From 2027, Wales may introduce a tourism tax of up to £1.25 per night. The proposed visitor levy would apply to guests staying in hotels, B&Bs and self-catered accommodation in areas where local councils choose to implement it.
For stays in hostels and campsites, a lower rate of 75p per night is proposed. The levy, which will be charged per person, per night aims to raise funds to support services in popular tourist areas.
The Welsh government estimates the tax could generate around £33 million annually if adopted widely, though not all councils are expected to implement it. Councils would have the flexibility to increase the rate in the future, subject to consultations and a 12-month notice period.
Certain exemptions will apply, including stays longer than 31 nights, individuals in temporary accommodation, and residents of homeless hostels.
Critics argue the tax could harm the tourism sector, with claims that the government should be supporting the industry rather than imposing new charges. However, some who operate in the sector or live in areas of high visitor frequency feel that the tourism tax would bring a welcome financial contribution to areas popular with tourists, which inevitably comes at a cost.
Local amenities such as toilets, car parks and accessible paths could benefit from the extra income the tax could bring which in turn would support the community and improve visitor experience.
Tourism taxes are common across the globe, with dozens of countries and cities implementing these levies to fund infrastructure, services or environmental preservation. European countries like France, Italy, Spain and the Netherlands charge per-night fees or percentages based on accommodation types and cities. Amsterdam, for instance, applies a 12.5% tax on accommodation, while other cities might charge flat fees ranging from €1 to €15 depending on hotel ratings or seasons.
The legislation for the levy was published on Monday the 18th of November and must be approved by the Welsh Parliament. If passed, the earliest implementation date would be April 2027.
Revenue from the tax will be ring-fenced for specific purposes including promoting tourism, supporting the Welsh language, and improving infrastructure or services used by visitors. Officials said the levy has been designed to be straightforward, with a uniform rate for adults and children.

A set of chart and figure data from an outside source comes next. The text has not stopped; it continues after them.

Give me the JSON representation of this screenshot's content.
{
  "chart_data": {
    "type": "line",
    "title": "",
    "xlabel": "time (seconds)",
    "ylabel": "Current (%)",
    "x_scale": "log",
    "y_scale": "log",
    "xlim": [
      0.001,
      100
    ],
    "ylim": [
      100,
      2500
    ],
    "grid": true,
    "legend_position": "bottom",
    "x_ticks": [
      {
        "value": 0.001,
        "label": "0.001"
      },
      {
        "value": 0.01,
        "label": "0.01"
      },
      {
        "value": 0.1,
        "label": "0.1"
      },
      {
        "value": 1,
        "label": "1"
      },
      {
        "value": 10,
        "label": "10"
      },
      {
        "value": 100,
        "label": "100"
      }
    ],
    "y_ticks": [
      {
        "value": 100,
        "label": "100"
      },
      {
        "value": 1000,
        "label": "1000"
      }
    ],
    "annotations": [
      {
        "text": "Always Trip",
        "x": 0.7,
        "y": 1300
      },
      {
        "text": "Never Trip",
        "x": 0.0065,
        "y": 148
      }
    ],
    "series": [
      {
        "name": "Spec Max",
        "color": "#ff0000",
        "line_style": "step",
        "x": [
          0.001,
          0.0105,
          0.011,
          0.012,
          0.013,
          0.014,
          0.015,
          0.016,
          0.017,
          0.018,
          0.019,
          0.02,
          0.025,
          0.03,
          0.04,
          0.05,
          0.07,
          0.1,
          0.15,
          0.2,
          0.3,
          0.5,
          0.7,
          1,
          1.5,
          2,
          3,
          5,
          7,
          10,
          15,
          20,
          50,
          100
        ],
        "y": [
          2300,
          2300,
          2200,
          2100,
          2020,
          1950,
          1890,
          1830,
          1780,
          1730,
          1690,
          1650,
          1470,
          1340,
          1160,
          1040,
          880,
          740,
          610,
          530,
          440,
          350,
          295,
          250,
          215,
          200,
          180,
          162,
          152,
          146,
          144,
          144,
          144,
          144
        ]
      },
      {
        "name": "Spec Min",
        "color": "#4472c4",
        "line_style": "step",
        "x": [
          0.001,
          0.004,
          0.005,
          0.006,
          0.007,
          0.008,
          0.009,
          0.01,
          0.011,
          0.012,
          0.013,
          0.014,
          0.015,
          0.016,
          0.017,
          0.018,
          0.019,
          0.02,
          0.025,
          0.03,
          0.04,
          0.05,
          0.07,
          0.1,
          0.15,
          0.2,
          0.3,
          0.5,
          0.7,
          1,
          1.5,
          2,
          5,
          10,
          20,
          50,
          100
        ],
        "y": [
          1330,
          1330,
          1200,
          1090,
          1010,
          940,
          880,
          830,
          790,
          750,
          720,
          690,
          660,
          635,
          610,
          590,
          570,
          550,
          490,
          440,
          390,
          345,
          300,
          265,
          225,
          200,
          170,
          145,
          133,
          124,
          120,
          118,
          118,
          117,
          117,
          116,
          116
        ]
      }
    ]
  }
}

The tourism tax has certainly had mixed reactions amongst Countryside Alliance members and supporters, however the majority of those I have spoken to over the summer have opposed the idea and see it as another tax on their efforts to diversify their farm business into tourism, which is already struggling to be viable following the Welsh government’s decision in August 2024 to give local councils the power to charge higher council tax premiums on second homes and holiday lets.
To re-cap, if a property is set up as a holiday let business but does not reach the required 182-day or 252-day thresholds, it will be charged council tax instead of business rates, as well as any council tax premium the council has introduced.
We shall see if the required piece of legislation is passed, which fairly likely.